Snowflake's Data Cloud operates on a sophisticated data platform offered as a self-managed service. It empowers faster, more user-friendly, and highly flexible data storage, processing, and analytic solutions compared to traditional alternatives.
Unlike other existing database technologies or "big data" software platforms like Hadoop, Snowflake doesn't rely on pre-existing frameworks. Instead, it integrates a groundbreaking SQL query engine with a cloud-native architecture, specifically designed for efficiency. To end-users, Snowflake offers the complete functionality of an enterprise analytic database, coupled with numerous additional special features and distinctive capabilities.
Data Platform as a Self-managed Service:
Snowflake operates as a fully self-managed service, which implies:
- No hardware (virtual or physical) needs to be selected, installed, configured, or managed.
- Virtually no software requires installation, configuration, or management on the user's part.
- Continuous maintenance, management, upgrades, and tuning are seamlessly handled by Snowflake.
The entirety of Snowflake's service operates on cloud infrastructure, with all components—excluding optional command line clients, drivers, and connectors—running within public cloud infrastructures. Snowflake relies on virtual compute instances for computation and a storage service for the persistent storage of data. It is not designed for operation on private cloud infrastructures, whether on-premises or hosted.
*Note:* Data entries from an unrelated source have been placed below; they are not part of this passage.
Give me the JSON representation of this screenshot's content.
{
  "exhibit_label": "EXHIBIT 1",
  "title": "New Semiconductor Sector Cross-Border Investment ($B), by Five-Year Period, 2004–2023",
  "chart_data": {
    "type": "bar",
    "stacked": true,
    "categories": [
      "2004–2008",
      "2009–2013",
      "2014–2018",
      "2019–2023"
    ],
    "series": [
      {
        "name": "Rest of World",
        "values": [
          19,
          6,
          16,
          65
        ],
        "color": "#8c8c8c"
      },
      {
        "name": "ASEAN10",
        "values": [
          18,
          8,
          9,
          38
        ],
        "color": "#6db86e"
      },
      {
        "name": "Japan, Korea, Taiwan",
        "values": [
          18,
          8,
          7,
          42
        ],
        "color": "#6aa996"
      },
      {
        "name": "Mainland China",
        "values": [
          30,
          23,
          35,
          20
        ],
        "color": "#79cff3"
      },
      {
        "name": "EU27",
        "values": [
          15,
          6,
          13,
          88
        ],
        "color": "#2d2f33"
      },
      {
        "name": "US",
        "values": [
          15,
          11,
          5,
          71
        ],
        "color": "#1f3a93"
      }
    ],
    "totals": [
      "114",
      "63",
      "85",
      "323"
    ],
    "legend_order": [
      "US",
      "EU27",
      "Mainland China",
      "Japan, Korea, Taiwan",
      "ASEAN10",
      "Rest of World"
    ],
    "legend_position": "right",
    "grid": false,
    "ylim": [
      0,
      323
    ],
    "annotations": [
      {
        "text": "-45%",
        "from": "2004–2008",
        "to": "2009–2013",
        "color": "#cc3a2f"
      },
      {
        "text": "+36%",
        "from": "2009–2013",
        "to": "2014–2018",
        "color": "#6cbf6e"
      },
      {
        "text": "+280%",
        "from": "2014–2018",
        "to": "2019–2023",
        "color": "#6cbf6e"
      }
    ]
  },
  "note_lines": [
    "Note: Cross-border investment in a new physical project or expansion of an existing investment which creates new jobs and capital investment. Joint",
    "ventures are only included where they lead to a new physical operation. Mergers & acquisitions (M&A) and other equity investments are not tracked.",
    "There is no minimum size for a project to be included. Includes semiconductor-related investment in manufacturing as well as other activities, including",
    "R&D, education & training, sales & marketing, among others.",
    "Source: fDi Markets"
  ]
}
Snowflake stands apart from traditional packaged software offerings, as users are not responsible for software installation or updates; Snowflake manages all aspects of these processes.
Snowflake Architecture:
Snowflake's architecture seamlessly blends elements of traditional shared-disk and shared-nothing database architectures. In alignment with shared-disk architectures, Snowflake employs a central data repository where persisted data is accessible from all compute nodes within the platform. However, akin to shared-nothing architectures, Snowflake executes queries through MPP (massively parallel processing) compute clusters. In this configuration, each node in the cluster locally stores a segment of the complete dataset. This innovative approach provides the data management simplicity characteristic of shared-disk architectures while delivering the performance and scale-out advantages associated with shared-nothing architectures.
Snowflake's distinctive architecture comprises three fundamental layers:
Database Storage
Query Processing
Cloud Services
Database Storage:
Upon loading data into Snowflake, the platform systematically restructures the data into an internally optimized, compressed, and columnar format. This optimized data is then stored in cloud storage.
Snowflake takes charge of every aspect of data storage, encompassing organization, file size, structure, compression, metadata, statistics, and other pertinent elements. The data objects stored by Snowflake remain discreet and are not directly visible or accessible to customers. Access to this stored data is exclusively facilitated through SQL query operations conducted using Snowflake.
Query Processing:
Queries are processed in the execution layer using "virtual warehouses," which are MPP compute clusters comprised of multiple nodes allocated by Snowflake. Each virtual warehouse is independent, avoiding any impact on the performance of others. Refer to the documentation on Virtual Warehouses for more details.
Cloud Services:
The cloud services layer orchestrates activities across Snowflake, managing authentication, infrastructure, metadata, query optimization, and access control. These services run on compute instances provisioned by Snowflake from the cloud provider.
Connecting to Snowflake:
Snowflake offers various connection methods:
- Web-based User Interface: Access all aspects of Snowflake management and usage.
- Command Line Clients (e.g., SnowSQL): Comprehensive access to Snowflake management and usage.
- ODBC and JDBC Drivers: Enable other applications (e.g., Tableau) to connect to Snowflake.
- Native Connectors (e.g., Python, Spark): Develop applications connecting to Snowflake.
- Third-party Connectors: Link applications like ETL tools (e.g., Informatica) and BI tools (e.g., ThoughtSpot) to Snowflake.